Christopher Spence was particularly helpful with Frank as he was dying and both Christopher and I remember sitting on the floor of his apartment in London, knowing our lives were to radically change because of our relationship with Frank and this terrifying disease. After returning to London from Belfast, I said goodbye to Frank just before he went into a coma. He had tubes down his throat and could not speak. He used a speaker -board spell out his final words to me. He quoted a line from a song by Foreigner “I loved rediscovering you and I always will.”
Frank asked Christopher to make sure he heard the song on headphones as he passed away: “I want to know where love is”. Devastated and not able to do anything but pray and cry, I found my way with Christopher to the hospital chapel. There on the wall was that same icon I had mentioned earlier.
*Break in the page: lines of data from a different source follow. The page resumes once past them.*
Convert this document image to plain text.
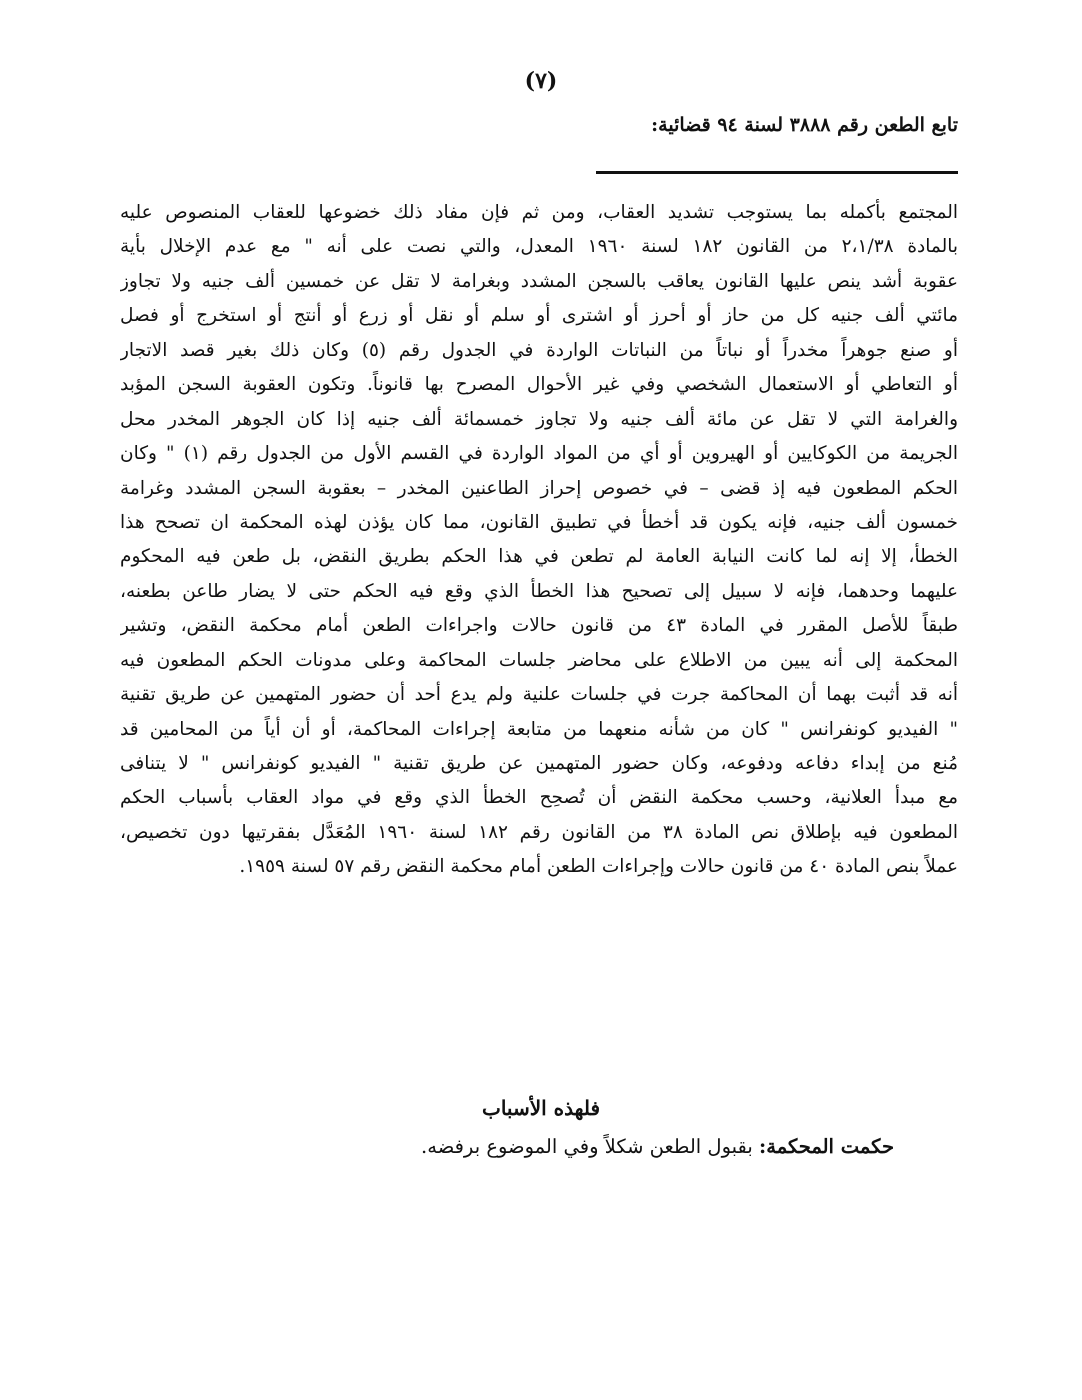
(٧)
تابع الطعن رقم ٣٨٨٨ لسنة ٩٤ قضائية:
المجتمع بأكمله بما يستوجب تشديد العقاب، ومن ثم فإن مفاد ذلك خضوعها للعقاب المنصوص عليه
بالمادة ٢،١/٣٨ من القانون ١٨٢ لسنة ١٩٦٠ المعدل، والتي نصت على أنه " مع عدم الإخلال بأية
عقوبة أشد ينص عليها القانون يعاقب بالسجن المشدد وبغرامة لا تقل عن خمسين ألف جنيه ولا تجاوز
مائتي ألف جنيه كل من حاز أو أحرز أو اشترى أو سلم أو نقل أو زرع أو أنتج أو استخرج أو فصل
أو صنع جوهراً مخدراً أو نباتاً من النباتات الواردة في الجدول رقم (٥) وكان ذلك بغير قصد الاتجار
أو التعاطي أو الاستعمال الشخصي وفي غير الأحوال المصرح بها قانوناً. وتكون العقوبة السجن المؤبد
والغرامة التي لا تقل عن مائة ألف جنيه ولا تجاوز خمسمائة ألف جنيه إذا كان الجوهر المخدر محل
الجريمة من الكوكايين أو الهيروين أو أي من المواد الواردة في القسم الأول من الجدول رقم (١) " وكان
الحكم المطعون فيه إذ قضى – في خصوص إحراز الطاعنين المخدر – بعقوبة السجن المشدد وغرامة
خمسون ألف جنيه، فإنه يكون قد أخطأ في تطبيق القانون، مما كان يؤذن لهذه المحكمة ان تصحح هذا
الخطأ، إلا إنه لما كانت النيابة العامة لم تطعن في هذا الحكم بطريق النقض، بل طعن فيه المحكوم
عليهما وحدهما، فإنه لا سبيل إلى تصحيح هذا الخطأ الذي وقع فيه الحكم حتى لا يضار طاعن بطعنه،
طبقاً للأصل المقرر في المادة ٤٣ من قانون حالات واجراءات الطعن أمام محكمة النقض، وتشير
المحكمة إلى أنه يبين من الاطلاع على محاضر جلسات المحاكمة وعلى مدونات الحكم المطعون فيه
أنه قد أثبت بهما أن المحاكمة جرت في جلسات علنية ولم يدع أحد أن حضور المتهمين عن طريق تقنية
" الفيديو كونفرانس " كان من شأنه منعهما من متابعة إجراءات المحاكمة، أو أن أياً من المحامين قد
مُنع من إبداء دفاعه ودفوعه، وكان حضور المتهمين عن طريق تقنية " الفيديو كونفرانس " لا يتنافى
مع مبدأ العلانية، وحسب محكمة النقض أن تُصحِح الخطأ الذي وقع في مواد العقاب بأسباب الحكم
المطعون فيه بإطلاق نص المادة ٣٨ من القانون رقم ١٨٢ لسنة ١٩٦٠ المُعَدَّل بفقرتيها دون تخصيص،
عملاً بنص المادة ٤٠ من قانون حالات وإجراءات الطعن أمام محكمة النقض رقم ٥٧ لسنة ١٩٥٩.
فلهذه الأسباب
حكمت المحكمة: بقبول الطعن شكلاً وفي الموضوع برفضه.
She looked at me cold and silent as I sobbed, still not believing Frank was dying. “I hope one day, this will all make sense because it doesn’t make sense right now”. That’s what I asked her as Frank passed away on May 1st 1985. That was my prayer. Like a beautiful sparking trophy in Bleckner’s painting, Frank left us heavenward, to be followed by so many, so many… beautiful people. I returned to Los Angeles and life would never be the same again. Three week’s later, following an internal personnel crisis at the Gay and Lesbian Center, the Executive Director was terminated by the Board and I was appointed Acting Executive Director. The Center was literally in the middle of the growing AIDS storm that had been quietly brewing, but a handful of people there were taking it seriously. “We are a gay organization, not an AIDS organization,” was our idiotic defence.